Where the technology that produces film can be used to manipulate media and reveal dimensions of reality and experiences that do not exist outside of film, the TTRPG medium of play is produced in the mind. No media even exists as true record except for as memory, GMs notes, adventure modules, and game texts and in some cases, audio or video recording of play. Players often prioritize the idea of immersion, an experience of fiction that evokes powerful responses in players. Immersion represents the height of distraction versus quiet solitary contemplation, which may be why it is such a valuable experience to so many players. I would even say that immersion and distraction are the same thing.

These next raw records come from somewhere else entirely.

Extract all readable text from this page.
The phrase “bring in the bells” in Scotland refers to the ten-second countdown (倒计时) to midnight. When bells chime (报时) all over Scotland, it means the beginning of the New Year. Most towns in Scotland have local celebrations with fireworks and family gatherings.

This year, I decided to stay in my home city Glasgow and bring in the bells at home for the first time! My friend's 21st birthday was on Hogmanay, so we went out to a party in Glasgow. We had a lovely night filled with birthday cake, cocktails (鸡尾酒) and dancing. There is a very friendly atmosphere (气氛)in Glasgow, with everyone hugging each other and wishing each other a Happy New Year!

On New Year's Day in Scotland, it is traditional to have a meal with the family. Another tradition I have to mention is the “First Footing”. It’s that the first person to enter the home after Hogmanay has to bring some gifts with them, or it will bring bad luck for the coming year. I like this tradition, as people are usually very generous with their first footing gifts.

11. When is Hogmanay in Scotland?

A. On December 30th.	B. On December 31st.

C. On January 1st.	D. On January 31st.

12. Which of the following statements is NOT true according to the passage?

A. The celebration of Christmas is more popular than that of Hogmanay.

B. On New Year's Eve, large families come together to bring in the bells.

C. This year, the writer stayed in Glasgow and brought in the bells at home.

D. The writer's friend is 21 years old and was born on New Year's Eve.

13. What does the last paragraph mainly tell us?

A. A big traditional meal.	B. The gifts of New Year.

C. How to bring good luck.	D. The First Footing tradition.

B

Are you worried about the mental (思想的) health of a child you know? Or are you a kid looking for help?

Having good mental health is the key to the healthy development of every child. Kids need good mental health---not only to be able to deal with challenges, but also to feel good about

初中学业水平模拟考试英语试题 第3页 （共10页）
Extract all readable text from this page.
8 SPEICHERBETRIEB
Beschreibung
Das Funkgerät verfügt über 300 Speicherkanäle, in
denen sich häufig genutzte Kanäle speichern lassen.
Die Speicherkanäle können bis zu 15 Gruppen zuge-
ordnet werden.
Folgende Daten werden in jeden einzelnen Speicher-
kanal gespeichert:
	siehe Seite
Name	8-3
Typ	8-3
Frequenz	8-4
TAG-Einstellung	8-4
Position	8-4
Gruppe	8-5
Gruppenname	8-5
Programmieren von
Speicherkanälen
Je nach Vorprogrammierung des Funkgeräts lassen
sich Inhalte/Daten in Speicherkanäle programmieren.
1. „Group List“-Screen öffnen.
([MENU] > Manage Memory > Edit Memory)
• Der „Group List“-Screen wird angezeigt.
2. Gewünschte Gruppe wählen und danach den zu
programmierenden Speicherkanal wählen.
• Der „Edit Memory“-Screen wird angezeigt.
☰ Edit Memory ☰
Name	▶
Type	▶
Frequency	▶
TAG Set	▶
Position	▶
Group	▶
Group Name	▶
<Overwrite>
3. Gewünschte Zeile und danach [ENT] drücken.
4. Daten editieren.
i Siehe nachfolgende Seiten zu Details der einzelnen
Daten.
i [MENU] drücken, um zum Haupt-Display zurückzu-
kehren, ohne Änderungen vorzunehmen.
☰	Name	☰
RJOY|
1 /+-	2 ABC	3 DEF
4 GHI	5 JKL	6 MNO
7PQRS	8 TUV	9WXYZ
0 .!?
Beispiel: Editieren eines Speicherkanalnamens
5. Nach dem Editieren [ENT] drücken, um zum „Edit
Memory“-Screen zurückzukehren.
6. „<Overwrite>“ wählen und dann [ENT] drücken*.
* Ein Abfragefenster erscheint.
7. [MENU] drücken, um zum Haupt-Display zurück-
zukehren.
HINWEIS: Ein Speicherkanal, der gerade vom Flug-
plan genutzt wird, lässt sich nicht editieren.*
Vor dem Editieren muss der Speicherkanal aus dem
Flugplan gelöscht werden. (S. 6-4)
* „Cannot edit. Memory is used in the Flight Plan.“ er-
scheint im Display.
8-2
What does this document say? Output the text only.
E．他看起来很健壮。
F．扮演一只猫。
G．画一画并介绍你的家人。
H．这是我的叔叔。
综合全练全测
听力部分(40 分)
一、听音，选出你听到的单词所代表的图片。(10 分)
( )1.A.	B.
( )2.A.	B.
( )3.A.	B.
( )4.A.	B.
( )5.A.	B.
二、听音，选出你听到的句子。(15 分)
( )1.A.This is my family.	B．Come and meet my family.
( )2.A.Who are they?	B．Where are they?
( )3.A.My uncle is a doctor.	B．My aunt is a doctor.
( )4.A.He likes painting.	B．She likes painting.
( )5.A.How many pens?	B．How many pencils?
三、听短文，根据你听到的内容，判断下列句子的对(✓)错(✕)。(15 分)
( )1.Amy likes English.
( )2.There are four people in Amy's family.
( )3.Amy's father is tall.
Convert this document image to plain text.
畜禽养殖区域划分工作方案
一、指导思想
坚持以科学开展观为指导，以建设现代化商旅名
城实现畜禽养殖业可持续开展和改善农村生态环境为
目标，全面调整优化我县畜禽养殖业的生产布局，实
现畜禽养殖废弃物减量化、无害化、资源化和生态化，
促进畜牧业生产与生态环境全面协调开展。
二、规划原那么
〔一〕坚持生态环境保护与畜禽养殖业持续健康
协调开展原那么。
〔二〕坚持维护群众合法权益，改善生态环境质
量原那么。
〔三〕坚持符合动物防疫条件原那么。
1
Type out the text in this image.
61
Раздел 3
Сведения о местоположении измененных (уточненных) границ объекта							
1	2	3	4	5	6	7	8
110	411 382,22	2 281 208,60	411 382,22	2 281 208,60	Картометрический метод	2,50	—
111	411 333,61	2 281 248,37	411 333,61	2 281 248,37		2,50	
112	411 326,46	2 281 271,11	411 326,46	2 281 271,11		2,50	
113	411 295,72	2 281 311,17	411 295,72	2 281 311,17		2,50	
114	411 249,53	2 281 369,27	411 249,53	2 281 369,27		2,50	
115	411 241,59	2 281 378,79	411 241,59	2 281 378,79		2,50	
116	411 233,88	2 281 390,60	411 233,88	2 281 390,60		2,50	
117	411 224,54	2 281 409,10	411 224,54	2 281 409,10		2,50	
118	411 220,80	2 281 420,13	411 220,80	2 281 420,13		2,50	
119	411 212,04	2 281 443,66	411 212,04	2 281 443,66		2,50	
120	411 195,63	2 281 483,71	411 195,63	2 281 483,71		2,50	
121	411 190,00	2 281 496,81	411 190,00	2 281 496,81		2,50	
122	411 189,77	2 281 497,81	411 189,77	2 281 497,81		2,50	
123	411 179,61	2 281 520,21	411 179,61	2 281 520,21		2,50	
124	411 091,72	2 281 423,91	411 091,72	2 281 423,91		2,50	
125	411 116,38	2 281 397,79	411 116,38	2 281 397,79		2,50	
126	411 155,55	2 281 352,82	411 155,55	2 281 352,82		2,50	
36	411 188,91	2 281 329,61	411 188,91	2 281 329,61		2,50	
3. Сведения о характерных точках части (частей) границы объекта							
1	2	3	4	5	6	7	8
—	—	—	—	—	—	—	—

Mass reproduction can not create exacting technological copies of the medium of play of TTRPGs. True, zines and books can be mass produced, but fiction produced by play can not, because it doesn't come from a film projector, but the human imagination itself. Any game text or practice; systems, procedures, settings, modules and the like, all seek to reproduce fiction in some way or another. A player reads a text, and then something is imagined. One player describes their imaginings, and another player imagines it in their own unique way. I think imagination as film projector and game text as film reel works as a rough analogy, except that each individual will reproduce fiction uniquely in their own way, and that fiction produced enters a melting pot of other fiction. 

TTRPG capital must be removed from the mass reproduction of game texts in order to allow the masses to regulate their own consumption in their desire to know themselves and their class. Benjamin discusses how the number of readers has increased with the growth and extension of the press, and as a result, so have the number or writers and opportunities to write. In our current advanced technological society, nearly anyone can have a blog and an itch page. In TTRPGs, we can move towards the ultimate conclusion of Benjamin's example, where reader and writer are the same, bypassing capital as a mediator. 

TTRPGs give us an opportunity to experience our own unique auras and react to those of others. As we develop a dialogue with the people in our groups through play, and with others in the hobby space through the sharing of our zines and ideas, we can learn to be audience as much as we are artist, to obliterate not aura, but the dualistic view of artist and audience itself.